Studies show increase costs, higher use of specialty drugs to treat inflammatory autoimmune conditions

June 1, 2013

Biologic anti-inflammatory (BAI) specialty medications to treat autoimmune inflammatory conditions-such as rheumatoid arthritis (RA), psoriasis or inflammatory bowel disease (eg, Crohn’s disease, ulcerative colitis)-are among the most commonly used specialty drugs and costs are rising rapidly. Three new studies presented at the 2013 Academy of Managed Care Pharmacy’s 25th Annual Meeting & Expo in San Diego, in April, highlight the use, effectiveness and cost trends for BAIs.

 

Biologic anti-inflammatory (BAI) specialty medications to treat autoimmune inflammatory conditions-such as rheumatoid arthritis (RA), psoriasis or inflammatory bowel disease (eg, Crohn’s disease, ulcerative colitis)-are among the most commonly used specialty drugs and costs are rising rapidly. Three new studies presented at the 2013 Academy of Managed Care Pharmacy’s 25th Annual Meeting & Expo in San Diego, in April, highlighted the use, effectiveness, and cost trends for BAIs.

In the first study, St. Paul-based pharmacy benefit manager Prime Therapeutics (Prime) studied a sample of 2.6 million members who were continuously insured for 3 years to determine how many were diagnosed with a disease that could be treated with a BAI drug.
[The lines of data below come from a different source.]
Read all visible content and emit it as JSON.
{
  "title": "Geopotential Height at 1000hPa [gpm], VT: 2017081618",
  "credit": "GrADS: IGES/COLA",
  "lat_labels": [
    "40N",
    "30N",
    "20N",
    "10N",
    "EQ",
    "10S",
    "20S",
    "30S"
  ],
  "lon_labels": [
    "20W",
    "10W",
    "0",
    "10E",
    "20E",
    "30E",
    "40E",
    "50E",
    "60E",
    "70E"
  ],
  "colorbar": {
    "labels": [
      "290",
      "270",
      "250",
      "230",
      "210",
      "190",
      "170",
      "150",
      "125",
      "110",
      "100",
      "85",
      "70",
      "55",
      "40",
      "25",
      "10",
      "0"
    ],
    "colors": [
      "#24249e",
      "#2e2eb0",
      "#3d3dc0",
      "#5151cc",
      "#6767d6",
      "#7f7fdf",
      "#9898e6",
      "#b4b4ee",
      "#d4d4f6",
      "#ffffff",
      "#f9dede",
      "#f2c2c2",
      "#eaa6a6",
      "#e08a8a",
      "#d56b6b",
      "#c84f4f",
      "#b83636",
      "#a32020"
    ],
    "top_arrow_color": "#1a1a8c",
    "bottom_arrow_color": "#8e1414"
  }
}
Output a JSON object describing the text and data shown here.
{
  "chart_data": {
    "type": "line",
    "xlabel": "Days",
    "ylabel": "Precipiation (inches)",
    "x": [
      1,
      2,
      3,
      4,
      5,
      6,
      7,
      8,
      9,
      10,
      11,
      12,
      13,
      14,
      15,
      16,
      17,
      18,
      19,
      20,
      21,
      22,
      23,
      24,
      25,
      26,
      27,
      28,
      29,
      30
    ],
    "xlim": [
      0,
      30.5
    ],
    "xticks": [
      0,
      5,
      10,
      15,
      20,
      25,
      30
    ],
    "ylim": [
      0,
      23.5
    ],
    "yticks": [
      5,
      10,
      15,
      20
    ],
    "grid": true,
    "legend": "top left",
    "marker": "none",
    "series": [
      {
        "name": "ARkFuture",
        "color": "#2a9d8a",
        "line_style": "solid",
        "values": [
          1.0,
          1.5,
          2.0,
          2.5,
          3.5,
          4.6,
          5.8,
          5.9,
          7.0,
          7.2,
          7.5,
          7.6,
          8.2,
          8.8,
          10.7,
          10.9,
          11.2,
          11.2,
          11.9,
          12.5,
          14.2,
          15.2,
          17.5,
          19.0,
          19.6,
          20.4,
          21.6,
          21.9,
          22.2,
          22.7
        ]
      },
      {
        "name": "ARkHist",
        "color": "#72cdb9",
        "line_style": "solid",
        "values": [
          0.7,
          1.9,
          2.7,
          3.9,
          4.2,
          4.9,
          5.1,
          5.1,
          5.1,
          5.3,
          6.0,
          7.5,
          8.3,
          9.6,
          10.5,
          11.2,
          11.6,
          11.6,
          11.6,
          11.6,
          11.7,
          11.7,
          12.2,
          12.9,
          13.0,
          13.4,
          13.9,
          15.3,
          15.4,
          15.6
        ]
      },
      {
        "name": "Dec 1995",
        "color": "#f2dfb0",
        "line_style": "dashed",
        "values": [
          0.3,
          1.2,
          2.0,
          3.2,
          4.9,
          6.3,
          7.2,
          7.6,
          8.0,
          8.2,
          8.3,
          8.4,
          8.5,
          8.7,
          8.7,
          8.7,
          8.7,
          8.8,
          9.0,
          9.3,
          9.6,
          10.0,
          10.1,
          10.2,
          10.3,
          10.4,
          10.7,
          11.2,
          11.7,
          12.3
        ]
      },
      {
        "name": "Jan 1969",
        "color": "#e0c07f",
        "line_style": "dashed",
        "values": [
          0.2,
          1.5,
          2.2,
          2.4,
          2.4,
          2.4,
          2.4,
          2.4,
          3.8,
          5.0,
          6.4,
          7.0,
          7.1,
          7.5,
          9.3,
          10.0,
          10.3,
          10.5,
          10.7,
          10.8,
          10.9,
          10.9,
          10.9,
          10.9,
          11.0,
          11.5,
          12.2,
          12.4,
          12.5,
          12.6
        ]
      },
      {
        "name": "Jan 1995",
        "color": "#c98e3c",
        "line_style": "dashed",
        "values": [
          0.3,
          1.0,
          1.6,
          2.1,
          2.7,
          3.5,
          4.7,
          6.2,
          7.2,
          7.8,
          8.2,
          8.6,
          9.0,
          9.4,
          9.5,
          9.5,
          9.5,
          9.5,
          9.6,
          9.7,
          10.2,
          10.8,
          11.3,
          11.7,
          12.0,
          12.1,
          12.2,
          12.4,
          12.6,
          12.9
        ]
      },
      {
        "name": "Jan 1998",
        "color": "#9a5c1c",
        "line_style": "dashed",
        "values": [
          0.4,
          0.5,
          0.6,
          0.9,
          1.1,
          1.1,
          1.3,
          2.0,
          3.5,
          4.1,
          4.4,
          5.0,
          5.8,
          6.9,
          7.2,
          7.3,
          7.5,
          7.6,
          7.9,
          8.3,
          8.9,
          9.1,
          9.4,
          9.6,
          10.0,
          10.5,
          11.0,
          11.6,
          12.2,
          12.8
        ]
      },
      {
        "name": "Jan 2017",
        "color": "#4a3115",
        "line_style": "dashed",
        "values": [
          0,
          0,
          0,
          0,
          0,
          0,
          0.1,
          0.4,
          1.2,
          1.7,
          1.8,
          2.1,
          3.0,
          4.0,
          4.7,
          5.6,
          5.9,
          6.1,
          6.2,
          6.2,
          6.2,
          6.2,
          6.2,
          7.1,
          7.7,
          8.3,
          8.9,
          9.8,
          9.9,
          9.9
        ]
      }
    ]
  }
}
The analysis found 39,848 patients had medical claims that showed an autoimmune disease that could be treated with a BAI drug. During the study period, use of BAIs increased 29.4%. The most frequently used BAI drugs were adalimumab (Humira), etanercept (Enbrel) and infliximab (Remicade). However, just 10,769 members-or about 1 in 4-had a BAI claim.

“About 3 in 4 patients who could be treated with a BAI are not currently taking one,” said Patrick Gleason, PharmD, FCCP, BCPS, director of health outcomes at Prime. “Should a greater number of patients take these medications, use and costs could climb significantly.”

Effectiveness of BAI drugs

A second and related study compared the effectiveness of 3 of the most common BAI drugs-adalimumab, etanercept, and infliximab.

The study first reviewed 1,003 patients newly starting treatment for Crohn’s disease, of whom 494 were prescribed infliximab and 509 were prescribed adalimumab. Length of treatment was significantly shorter for patients taking infliximab, with 25% stopping treatment by 4 months and 50% by 16 months, compared to 6 months and 22 months for those treated with adalimumab.

Next, researchers reviewed 2,821 patients with new treatment starts for RA, of whom 284 were prescribed infliximab, 1,301 adalimumab, and 1,236 etanercept. Researchers found no major difference in the time to discontinuation among these three medications (a possible indication of problems with effectiveness), with 25% discontinuation at less than 4 months for all 3 drugs, and 50%  discontinuation for each at 13 months.

“Patients discontinued the drugs for RA at similar times, but discontinuation varied for patients taking the treatments for Crohn’s disease,” said Dr Gleason. “Discontinuing a therapy could suggest differences in effectiveness, or it could indicate differences in the patients receiving each treatment.”

In the final study, Prime researchers assessed the use and cost patterns for 2 BAI drugs, etanercept and adalimumab. In third quarter 2011, Prime placed etanercept in the non-preferred formulary tier, preferring adalimumab prior to etanercept; therefore, it was important to understand what effect this change may have had on daily dose utilization patterns and net ingredient costs. Prime reviewed 9 million commercial claims between January 2007 and June 2012 to evaluate dosing trends for each drug. For the entire BAI drug class, net ingredient cost trends (inclusive of rebates) were compared to ingredient cost and average wholesale price (AWP) trends.

The study found that, in fact, average doses for both drugs slightly decreased over the 4.5-year period. Average milligrams per day of etanercept decreased 6.5%  and average milligrams per day of adalimumab decreased 6.4%. At the same time, costs continued to rise for both drugs during the same period. Average daily gross costs for etanercept increased 38.3%, while average daily gross costs increased 38.4% for adalimumab. Researchers found increasing daily costs of these drugs is due to manufacturer price increases and not to increasing doses. Prime’s net ingredient cost per claim growth was lower at a 6.3% annual compound annual growth rate (CAGR) compared to 8.4% ingredient cost per claim CAGR and 8.9% AWP per claim CAGR. For health plans and insurers to manage spend in the autoimmune category, manufacturer negotiations and preferred channel management are necessary.

“These costs have become a significant burden for consumers and plan sponsors. It’s more important than ever to carefully monitor costs and available treatments to make sure members are getting the best value for their care,” said Dr Gleason.